Ko, also a speaker at the 2011 Oncology Congress, said increasing evidence supports the use of neoadjuvant therapy before surgical resection when treating GI tract cancers. However, there are also some potential disadvantages including delay of a potentially curative surgical resection, treatment-related side effects may weaken the patient before surgery, and obscured surgical pathology may result in inaccurate staging.

The changing treatment paradigm for gastrointestinal tract cancers requires yet another set of new nursing skills. “I think the oncology nurse plays a very important role,” Ko said. Nurses need to be aware of the various side effects of the new agents and counsel their patients on the toxicities. Many new agents have their own unique set of side effects.

Continue Reading


Phase I/II trials currently underway are investigating stereotactic body radiotherapy (SBRT) and stereotactic ablative radiotherapy (SABR) combined with chemotherapy for treating locally advanced pancreatic cancer. Albert Koong, MD, an associate professor of radiation/oncology at Stanford University, Stanford, California, said preliminary findings suggest these approaches may have advantages over conventional radiation therapy. Koong said SBRT and SABR avoid some toxicities associated with conventional radiation therapy. In addition, these types of radiotherapy reduce the treatment time from 5 to 7 weeks to just 1 week. “We treated about 30 plus patients. So it is relatively early,” Koong said. However, these patients are doing better than patients who underwent conventional therapy.

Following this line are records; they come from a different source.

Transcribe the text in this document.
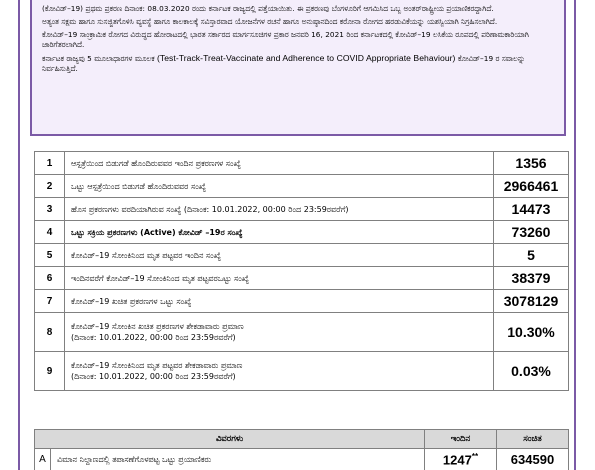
(ಕೋವಿಡ್–19) ಪ್ರಥಮ ಪ್ರಕರಣ ದಿನಾಂಕ: 08.03.2020 ರಂದು ಕರ್ನಾಟಕ ರಾಜ್ಯದಲ್ಲಿ ಪತ್ತೆಯಾಯಿತು. ಈ ಪ್ರಕರಣವು ಬೆಂಗಳೂರಿಗೆ ಆಗಮಿಸಿದ ಒಬ್ಬ ಅಂತರ್‌ರಾಷ್ಟ್ರೀಯ ಪ್ರಯಾಣಿಕರದ್ದಾಗಿದೆ.

ಅತ್ಯಂತ ಸಕ್ಷಮ ಹಾಗೂ ಸುಸಜ್ಜಿತಗೊಳಿಸಿ ವ್ಯವಸ್ಥೆ ಹಾಗೂ ಕಾಲಕಾಲಕ್ಕೆ ಸವಿಸ್ತಾರವಾದ ಯೋಜನೆಗಳ ರಚನೆ ಹಾಗೂ ಅನುಷ್ಠಾನದಿಂದ ಕರೋನಾ ರೋಗದ ಹರಡುವಿಕೆಯನ್ನು ಯಶಸ್ವಿಯಾಗಿ ನಿಗ್ರಹಿಸಲಾಗಿದೆ.

ಕೋವಿಡ್–19 ಸಾಂಕ್ರಾಮಿಕ ರೋಗದ ವಿರುದ್ಧದ ಹೋರಾಟದಲ್ಲಿ ಭಾರತ ಸರ್ಕಾರದ ಮಾರ್ಗಸೂಚಿಗಳ ಪ್ರಕಾರ ಜನವರಿ 16, 2021 ರಿಂದ ಕರ್ನಾಟಕದಲ್ಲಿ ಕೋವಿಡ್–19 ಲಸಿಕೆಯ ರೂಪದಲ್ಲಿ ಪರಿಣಾಮಕಾರಿಯಾಗಿ ಜಾರಿಗೆತರಲಾಗಿದೆ.

ಕರ್ನಾಟಕ ರಾಜ್ಯವು 5 ಮೂಲಾಧಾರಗಳ ಮೂಲಕ (Test-Track-Treat-Vaccinate and Adherence to COVID Appropriate Behaviour) ಕೋವಿಡ್–19 ರ ಸವಾಲನ್ನು ನಿರ್ವಹಿಸುತ್ತಿದೆ.

1	ಆಸ್ಪತ್ರೆಯಿಂದ ಬಿಡುಗಡೆ ಹೊಂದಿರುವವರ ಇಂದಿನ ಪ್ರಕರಣಗಳ ಸಂಖ್ಯೆ	1356
2	ಒಟ್ಟು ಆಸ್ಪತ್ರೆಯಿಂದ ಬಿಡುಗಡೆ ಹೊಂದಿರುವವರ ಸಂಖ್ಯೆ	2966461
3	ಹೊಸ ಪ್ರಕರಣಗಳು ವರದಿಯಾಗಿರುವ ಸಂಖ್ಯೆ (ದಿನಾಂಕ: 10.01.2022, 00:00 ರಿಂದ 23:59ರವರೆಗೆ)	14473
4	ಒಟ್ಟು ಸಕ್ರಿಯ ಪ್ರಕರಣಗಳು (Active) ಕೋವಿಡ್ –19ರ ಸಂಖ್ಯೆ	73260
5	ಕೋವಿಡ್–19 ಸೋಂಕಿನಿಂದ ಮೃತ ಪಟ್ಟವರ ಇಂದಿನ ಸಂಖ್ಯೆ	5
6	ಇಂದಿನವರೆಗೆ ಕೋವಿಡ್–19 ಸೋಂಕಿನಿಂದ ಮೃತ ಪಟ್ಟವರಒಟ್ಟು ಸಂಖ್ಯೆ	38379
7	ಕೋವಿಡ್–19 ಖಚಿತ ಪ್ರಕರಣಗಳ ಒಟ್ಟು ಸಂಖ್ಯೆ	3078129
8	ಕೋವಿಡ್–19 ಸೋಂಕಿನ ಖಚಿತ ಪ್ರಕರಣಗಳ ಶೇಕಡಾವಾರು ಪ್ರಮಾಣ
(ದಿನಾಂಕ: 10.01.2022, 00:00 ರಿಂದ 23:59ರವರೆಗೆ)	10.30%
9	ಕೋವಿಡ್–19 ಸೋಂಕಿನಿಂದ ಮೃತ ಪಟ್ಟವರ ಶೇಕಡಾವಾರು ಪ್ರಮಾಣ
(ದಿನಾಂಕ: 10.01.2022, 00:00 ರಿಂದ 23:59ರವರೆಗೆ)	0.03%
ವಿವರಗಳು		ಇಂದಿನ	ಸಂಚಿತ
A	ವಿಮಾನ ನಿಲ್ದಾಣದಲ್ಲಿ ತಪಾಸಣೆಗೊಳಪಟ್ಟ ಒಟ್ಟು ಪ್ರಯಾಣಿಕರು	1247**	634590
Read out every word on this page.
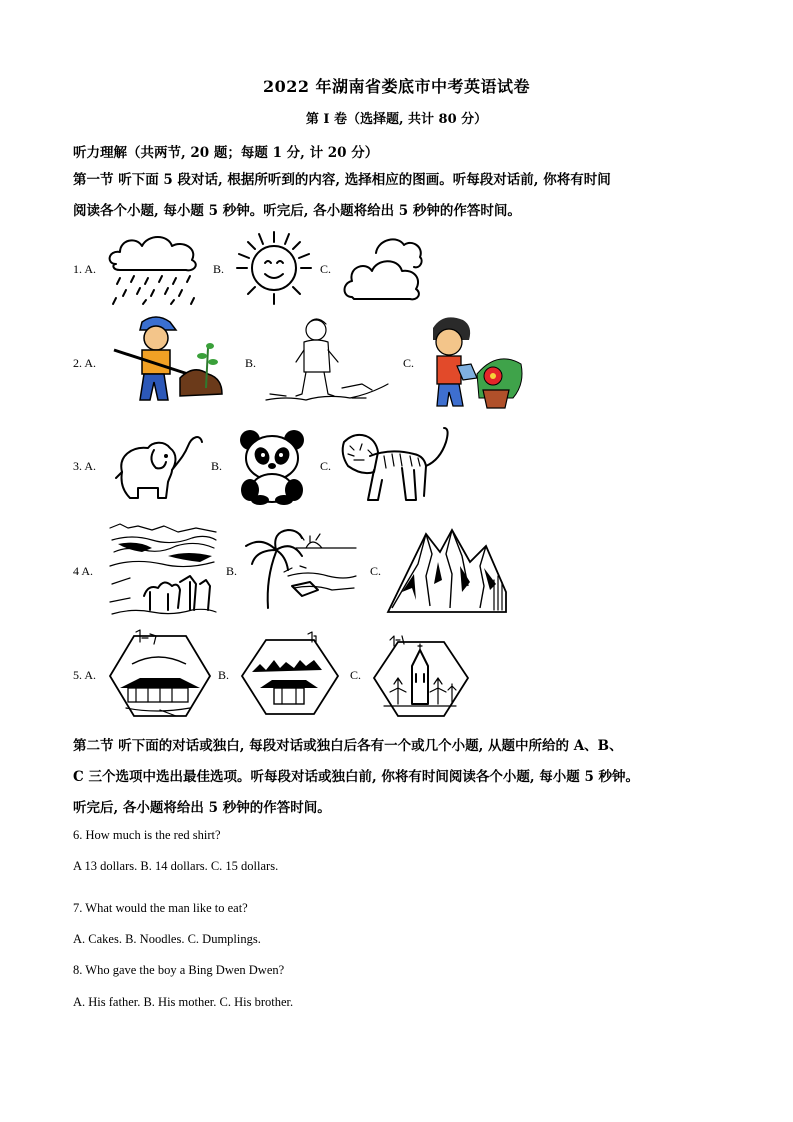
2022 年湖南省娄底市中考英语试卷
第 I 卷（选择题, 共计 80 分）
听力理解（共两节, 20 题；每题 1 分, 计 20 分）
第一节 听下面 5 段对话, 根据所听到的内容, 选择相应的图画。听每段对话前, 你将有时间
阅读各个小题, 每小题 5 秒钟。听完后, 各小题将给出 5 秒钟的作答时间。
1. A.	B.	C.
2. A.	B.	C.
3. A.	B.	C.
4 A.	B.	C.
5. A.	B.	C.
第二节 听下面的对话或独白, 每段对话或独白后各有一个或几个小题, 从题中所给的 A、B、
C 三个选项中选出最佳选项。听每段对话或独白前, 你将有时间阅读各个小题, 每小题 5 秒钟。
听完后, 各小题将给出 5 秒钟的作答时间。
6. How much is the red shirt?
A 13 dollars. B. 14 dollars. C. 15 dollars.
7. What would the man like to eat?
A. Cakes. B. Noodles. C. Dumplings.
8. Who gave the boy a Bing Dwen Dwen?
A. His father. B. His mother. C. His brother.
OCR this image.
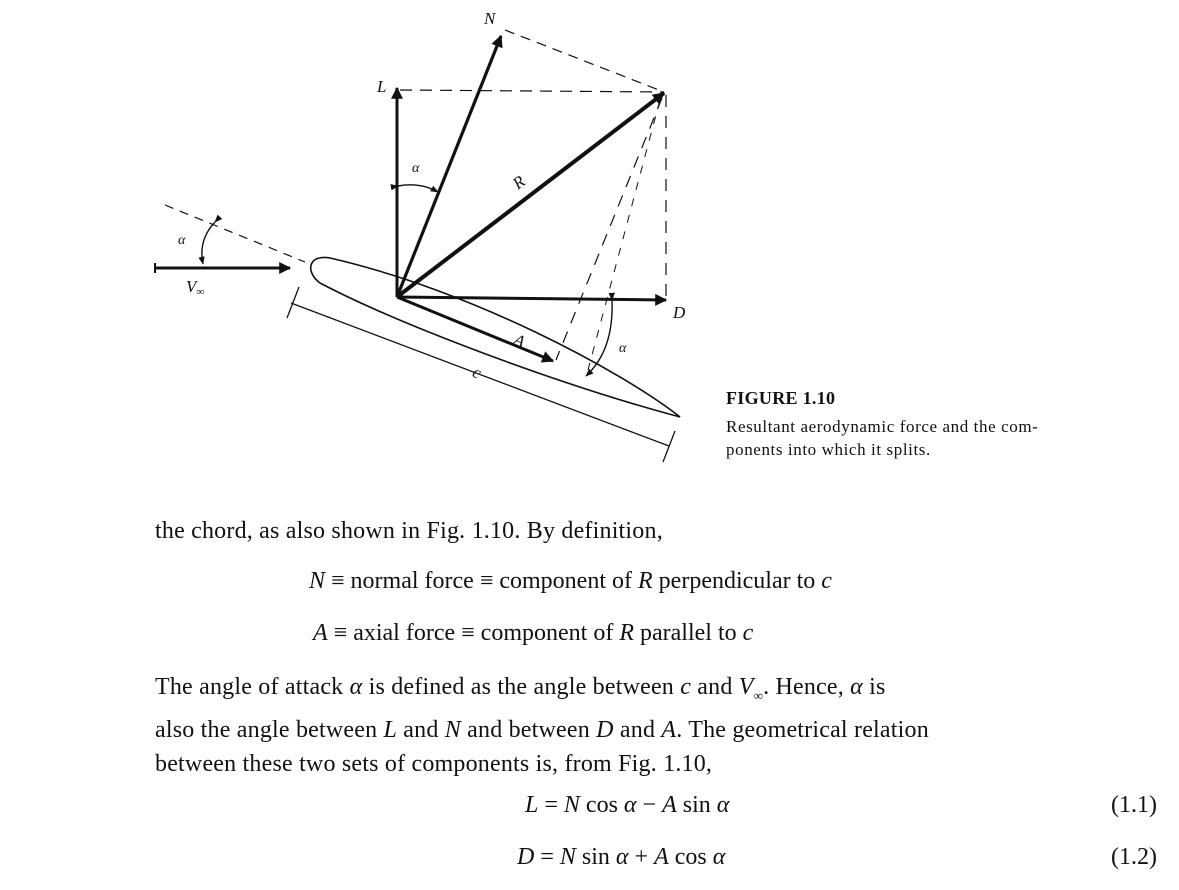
N
L
R
D
A
c
α
α
α
V∞

FIGURE 1.10

Resultant aerodynamic force and the com-
ponents into which it splits.

the chord, as also shown in Fig. 1.10. By definition,

N ≡ normal force ≡ component of R perpendicular to c
A ≡ axial force ≡ component of R parallel to c
The angle of attack α is defined as the angle between c and $V_\infty$. Hence, α is
also the angle between L and N and between D and A. The geometrical relation
between these two sets of components is, from Fig. 1.10,
L = N cos α − A sin α	(1.1)
D = N sin α + A cos α	(1.2)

Koong, who presented Novel Radiation Techniques in the Management of GI Tract Cancers at the 2011 Oncology Congress, said there is an overall general shift toward combining different therapies to manage pancreatic, as well as other GI tract, cancers. Up until just 5 years ago, surgeons removed the tumor and then postoperative treatment was managed by a multidisciplinary team. The new standard of care involves discussing different modalities and in what sequence they should be tried. “Sometimes chemotherapy and radiation are better before surgery than after surgery,” explained Koong. This is true for rectal cancer, and studies are now indicating this is true for some GI cancers, too.


Stomach cancer has two distinct disease variations based on its genetic makeup, and each responds differently to chemotherapy, according to a new study.3 This study is the first large-scale genomic analysis of gastric cancer to confirm the two discrete tumor types. In addition, these researchers found that a specific chemotherapy regimen is more effective on one tumor type, while a different drug works best on the other.3 “Our study is the first to show that a proposed molecular classification of gastric cancer can identify genomic subtypes that respond differently to therapies, which is crucial in efforts to customize treatments for patients,” explained study investigator Patrick Tan, MD, PhD, associate professor in the Cancer and Stem Cell Biology Program at Duke University, Durham, North Carolina.

The National Cancer Institute (NCI) estimates 21,520 new cases of stomach cancer will be diagnosed in the United States and 10,340 persons will die of the disease in 2011.4 Gastric cancer patients have long had markedly different responses to treatments, suggesting that tumors have underlying differences. Hinting at those differences, a microscopic pathology test developed in the 1960s broadly described how well the tumor cells clumped together, typing them as either “intestinal” or “diffuse.” However, the Lauren classification, an analysis named for the doctor who first described the distinctions, fell short as a reliable prognostic tool.5

“Most gastric cancer patients today are still being treated with a common, ‘one-size-fits-all’ regimen,” said Tan. “One reason for this is that the Lauren classification requires significant gastric cancer experience and there is considerable variation in classifying gastric cancers, even among qualified pathologists.”

But the new genetic findings add greater specificity to the microscopic classifications and, for the first time, provide some guidance with which clinicians can prescribe effective treatments. By establishing a highly accurate definition of tumor subtypes, Tan’s team was able to observe the different responses to chemotherapy. Intestinal-type tumors showed significantly better response to 5-fluorouracil (5-FU) and oxaliplatin (Eloxatin, generics) and were more resistant to cisplatin than diffuse tumors. “The exact mechanistic reasons for this difference are currently unclear, and this is an area that we are actively working on,” said Tan. He and his colleagues have launched a prospective clinical trial where gastric cancer tumors will be genomically profiled, and treatments will be allocated on the basis of the tumor type.